Looking outside of true observational designs to studies which are non-randomised but incorporate an experimental element to them, we find a number of 'open-label' trials, some aiming to assess longer-term outcomes and others aiming to assess effectiveness in a more naturalistic setting. These studies are not observational, although many claim to be. They are experimental in that patients have been selected for inclusion into the trial and administered the trial treatment. Given that these studies are not governed by any consensus guidelines on reporting or quality control, the potential for risk of error or bias is high and the results should be interpreted with caution. Included in these designs are 'open-label' extension studies. Patients represent a highly select group that have not only been selected on the basis of the original RCT, but are also those who have completed the randomized element to the trial and agreed to participate in the extension study. Such selection processes not only introduces significant bias, but also lowers even further the generalisability of the results to a wider population. In such studies the use of inferential statistics to allow for the possibility of sampling or random error to be the reason for the observed difference is crucial. However, in most extension studies assessing effectiveness in psoriasis or psoriatic arthritis no such inferential statistics have been carried out[6264]. Also included are 'open-label' studies which adopt a non-randomised approach from the start of the study. Again these studies should be interpreted with caution for two main reasons; first, treatment is experimental and has therefore been selected by an investigator not independent from the study and second, the patient will know which treatment they are being given. Both actions will introduce inadvertent bias into the outcome assessment.
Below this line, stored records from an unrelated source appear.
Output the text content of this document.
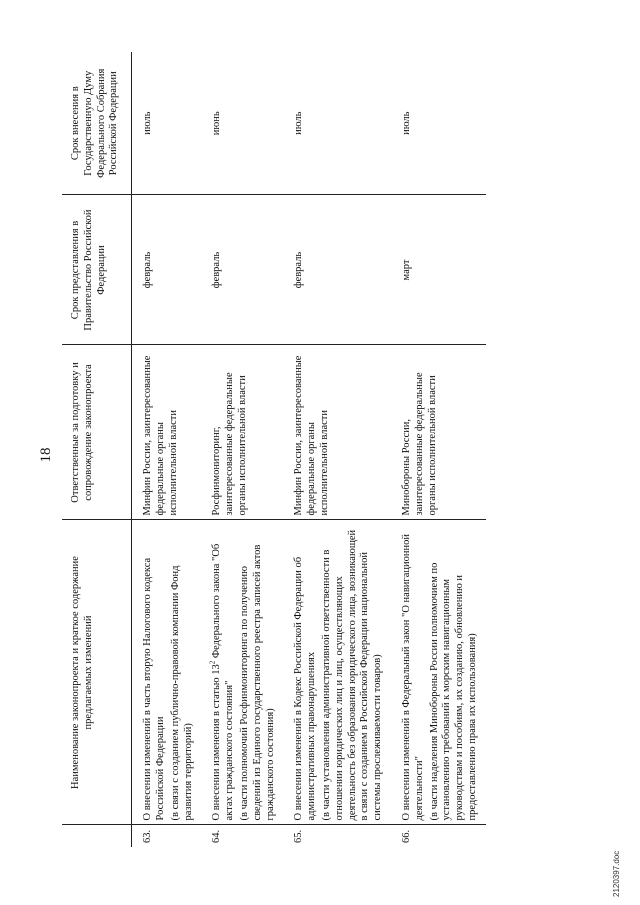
18
	Наименование законопроекта и краткое содержание предлагаемых изменений	Ответственные за подготовку и сопровождение законопроекта	Срок представления в Правительство Российской Федерации	Срок внесения в Государственную Думу Федерального Собрания Российской Федерации
63.	О внесении изменений в часть вторую Налогового кодекса Российской Федерации (в связи с созданием публично-правовой компании Фонд развития территорий)	Минфин России, заинтересованные федеральные органы исполнительной власти	февраль	июль
64.	О внесении изменения в статью $13^2$ Федерального закона "Об актах гражданского состояния" (в части полномочий Росфинмониторинга по получению сведений из Единого государственного реестра записей актов гражданского состояния)	Росфинмониторинг, заинтересованные федеральные органы исполнительной власти	февраль	июнь
65.	О внесении изменений в Кодекс Российской Федерации об административных правонарушениях (в части установления административной ответственности в отношении юридических лиц и лиц, осуществляющих деятельность без образования юридического лица, возникающей в связи с созданием в Российской Федерации национальной системы прослеживаемости товаров)	Минфин России, заинтересованные федеральные органы исполнительной власти	февраль	июль
66.	О внесении изменений в Федеральный закон "О навигационной деятельности" (в части наделения Минобороны России полномочием по установлению требований к морским навигационным руководствам и пособиям, их созданию, обновлению и предоставлению права их использования)	Минобороны России, заинтересованные федеральные органы исполнительной власти	март	июль
2120397.doc
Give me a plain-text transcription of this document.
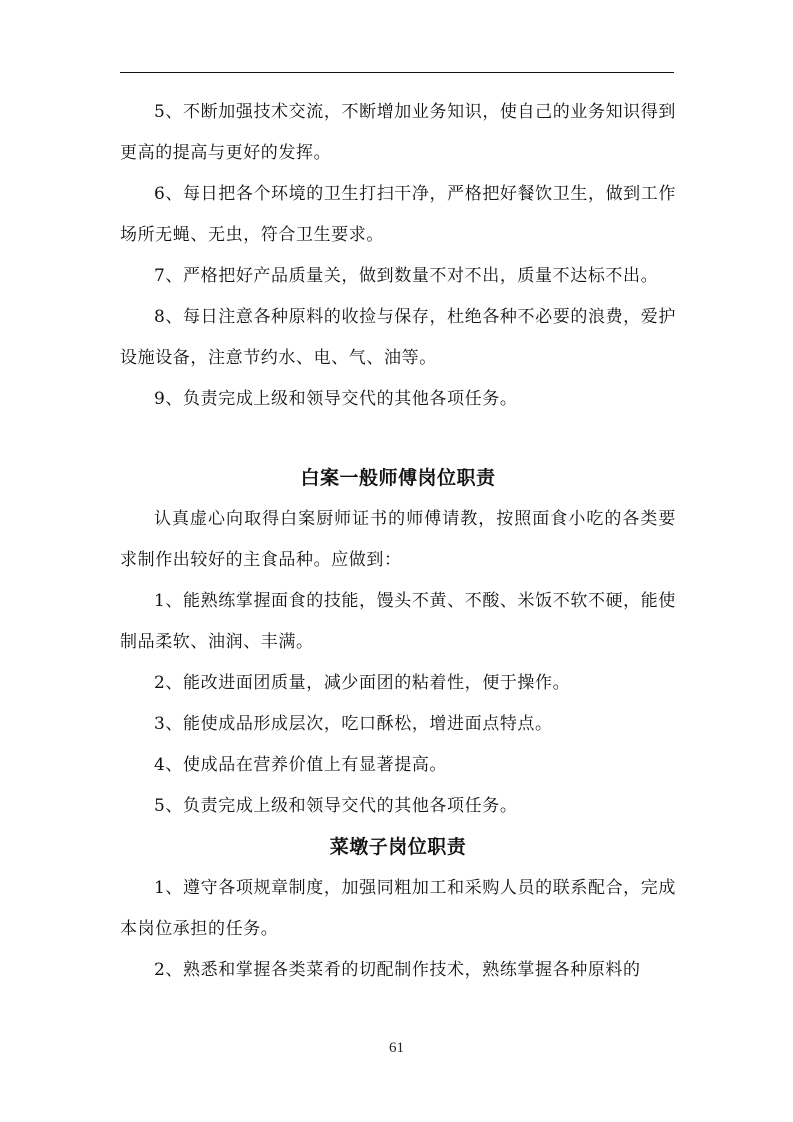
5、不断加强技术交流，不断增加业务知识，使自己的业务知识得到更高的提高与更好的发挥。

6、每日把各个环境的卫生打扫干净，严格把好餐饮卫生，做到工作场所无蝇、无虫，符合卫生要求。

7、严格把好产品质量关，做到数量不对不出，质量不达标不出。

8、每日注意各种原料的收捡与保存，杜绝各种不必要的浪费，爱护设施设备，注意节约水、电、气、油等。

9、负责完成上级和领导交代的其他各项任务。

白案一般师傅岗位职责

认真虚心向取得白案厨师证书的师傅请教，按照面食小吃的各类要求制作出较好的主食品种。应做到：

1、能熟练掌握面食的技能，馒头不黄、不酸、米饭不软不硬，能使制品柔软、油润、丰满。

2、能改进面团质量，减少面团的粘着性，便于操作。

3、能使成品形成层次，吃口酥松，增进面点特点。

4、使成品在营养价值上有显著提高。

5、负责完成上级和领导交代的其他各项任务。

菜墩子岗位职责

1、遵守各项规章制度，加强同粗加工和采购人员的联系配合，完成本岗位承担的任务。

2、熟悉和掌握各类菜肴的切配制作技术，熟练掌握各种原料的

61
Furthermore it is essential that such studies conform to the same rigorous methods expected of true observational studies in that the bias created from non-randomisation should be defined, explored and adjusted for. Currently, apart from one 'open-label' phase IV study assessing health economic outcomes which does account for confounding[34], most of the others don't[29, 36, 41].

Conclusion

There is a clear need for well designed, large-scale, prospective observational studies in the field of psoriasis and psoriatic arthritis particularly to assess the impact of traditional and biological agents on economic and patient-reported outcomes and the factors that influence them, such as resistance and adherence, in a real world environment. Several population-based registries are currently being set up for both psoriasis and psoriatic arthritis[58, 6567]. However, while such registries will no doubt provide invaluable evidence on the long-term risks and benefits of new and old treatments, they fall short of providing adequate information on health economic outcomes. The recommended core datasets for registries include effectiveness measures[58, 67], HRQOL measures[67], but no patient utilities and insufficient information with which to measure health care resources or work productivity. Future observational studies measuring such outcomes would be a welcome addition to the scientific literature in this area and would provide invaluable information to patients, clinicians and policy makers.